Pienaar encouraged by Dolly

Both Pienaar and Dolly are from the township of Westbury in Johannesburg which often attracts negative headlines. 

Yet they have both provided inspiring tales of rising from there to play in Europe, with Dolly currently at French club HSC Montpellier while Pienaar spent 16 years on the same continent.

“We talk via phone, via twitter as well and I send him messages at times encouraging him to keep going,” says Pienaar.

“I am happy for him and he has told me that he wants to take the same path that I took. He is going in the right direction and might even go beyond me. He needs the support behind him to make it. I have a strong mom who was always supportive of me and Keagan has a strong father supporting him. I don’t think his father will accept it for him to be coming back after two years and that is good. When I speak to him [Dolly] it is more as friends. We don’t talk as in ‘I am Steven and you are young’.

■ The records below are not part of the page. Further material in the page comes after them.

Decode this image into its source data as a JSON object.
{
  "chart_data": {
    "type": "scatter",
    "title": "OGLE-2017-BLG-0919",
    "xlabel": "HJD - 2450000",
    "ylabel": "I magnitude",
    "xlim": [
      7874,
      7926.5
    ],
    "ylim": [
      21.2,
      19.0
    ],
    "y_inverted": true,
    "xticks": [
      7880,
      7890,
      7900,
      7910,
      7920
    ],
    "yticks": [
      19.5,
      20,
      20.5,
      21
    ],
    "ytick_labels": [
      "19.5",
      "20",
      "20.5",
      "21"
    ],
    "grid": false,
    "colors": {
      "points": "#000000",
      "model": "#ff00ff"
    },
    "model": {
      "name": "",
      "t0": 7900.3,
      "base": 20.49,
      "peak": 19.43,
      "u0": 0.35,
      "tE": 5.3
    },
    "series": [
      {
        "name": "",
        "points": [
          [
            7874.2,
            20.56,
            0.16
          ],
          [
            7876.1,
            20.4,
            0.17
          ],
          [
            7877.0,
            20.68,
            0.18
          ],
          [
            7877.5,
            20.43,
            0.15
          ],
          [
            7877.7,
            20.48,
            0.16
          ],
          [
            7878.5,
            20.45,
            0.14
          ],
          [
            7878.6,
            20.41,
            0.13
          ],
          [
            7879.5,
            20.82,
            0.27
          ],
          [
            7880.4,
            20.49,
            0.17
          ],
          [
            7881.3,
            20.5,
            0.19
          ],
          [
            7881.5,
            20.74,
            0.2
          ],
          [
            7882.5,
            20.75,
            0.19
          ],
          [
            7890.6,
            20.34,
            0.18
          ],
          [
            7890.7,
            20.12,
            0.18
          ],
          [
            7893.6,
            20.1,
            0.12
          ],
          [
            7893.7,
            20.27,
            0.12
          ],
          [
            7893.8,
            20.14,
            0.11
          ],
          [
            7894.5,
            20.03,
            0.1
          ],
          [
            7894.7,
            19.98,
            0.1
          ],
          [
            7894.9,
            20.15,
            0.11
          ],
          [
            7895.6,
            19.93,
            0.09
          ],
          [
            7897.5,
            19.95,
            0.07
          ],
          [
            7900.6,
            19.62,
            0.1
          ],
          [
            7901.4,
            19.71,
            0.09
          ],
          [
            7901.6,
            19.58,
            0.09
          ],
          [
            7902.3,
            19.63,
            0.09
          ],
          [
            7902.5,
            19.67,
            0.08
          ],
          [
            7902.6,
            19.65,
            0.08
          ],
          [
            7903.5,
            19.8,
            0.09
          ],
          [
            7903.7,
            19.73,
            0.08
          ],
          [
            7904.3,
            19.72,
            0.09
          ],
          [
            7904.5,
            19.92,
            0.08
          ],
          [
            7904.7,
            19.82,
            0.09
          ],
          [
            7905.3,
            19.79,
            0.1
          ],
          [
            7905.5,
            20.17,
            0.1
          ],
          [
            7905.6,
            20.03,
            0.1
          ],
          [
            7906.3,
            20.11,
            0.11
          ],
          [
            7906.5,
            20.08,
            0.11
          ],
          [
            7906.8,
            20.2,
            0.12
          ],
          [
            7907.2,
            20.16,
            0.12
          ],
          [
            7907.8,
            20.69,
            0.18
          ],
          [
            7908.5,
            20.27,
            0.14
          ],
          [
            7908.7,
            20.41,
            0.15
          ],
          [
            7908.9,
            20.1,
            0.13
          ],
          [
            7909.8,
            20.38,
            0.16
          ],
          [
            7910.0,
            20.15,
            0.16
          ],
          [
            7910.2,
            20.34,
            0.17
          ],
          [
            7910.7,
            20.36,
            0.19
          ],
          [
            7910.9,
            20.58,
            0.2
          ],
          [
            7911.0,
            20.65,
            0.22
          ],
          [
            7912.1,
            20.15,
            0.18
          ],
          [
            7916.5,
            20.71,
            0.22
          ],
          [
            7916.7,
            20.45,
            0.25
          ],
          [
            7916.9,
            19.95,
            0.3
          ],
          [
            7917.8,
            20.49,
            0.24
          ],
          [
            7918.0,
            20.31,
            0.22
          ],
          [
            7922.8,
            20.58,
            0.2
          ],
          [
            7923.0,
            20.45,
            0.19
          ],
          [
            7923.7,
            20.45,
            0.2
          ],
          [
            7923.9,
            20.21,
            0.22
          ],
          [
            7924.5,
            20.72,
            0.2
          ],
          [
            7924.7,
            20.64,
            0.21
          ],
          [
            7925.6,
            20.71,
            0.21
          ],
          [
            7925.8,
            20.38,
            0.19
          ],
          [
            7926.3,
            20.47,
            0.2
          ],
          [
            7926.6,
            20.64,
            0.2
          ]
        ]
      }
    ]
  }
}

“We talk as normal in such a way that when he has something to tell me we talk. We are boys from the same neighbourhood and when I give my advice it is up to him to listen, though so far he has taken all the advice and I am happy,” he reveals.

The veteran midfielder adds that the reason why South African players don’t last the distance in Europe is down to being spoilt and wanting to enjoy the comforts of being ‘the man’ at home.

“My colleagues that side [Europe] always asked me about why South Africans like going home. I always told them that we are spoilt and want to enjoy the good life in South Africa. We have a beautiful country and if you get a good earning in South Africa you can live a comfortable life, though it is not going to last forever. So that is the problem with our players, they are too spoilt so much that they don’t want to go out and go through that pain and suffering. When you finish training you want to hang around your friends and be ‘the man’. So I think that is the main problem and also you need the support behind that will tell you that ‘hey, you are doing a wrong thing’.

“The guys from Ghana used to tell me that when I go back to my village, life is hard and I have to walk two miles to get water. That is why they are so hungry to succeed. With us we stay in the township and you can get water for free and that is the small example of the mind-set that I am talking about. When I went [to Europe] the first time I was with boys from Ghana and they said to me there is no chance I am going back home because I don’t want to go and live in the village and I said to myself ‘whoa, I thought I had it tough’. I told myself I will have to switch my mind-set and be like them and just push myself. Then with my mom behind me it became easier,” explains Pienaar.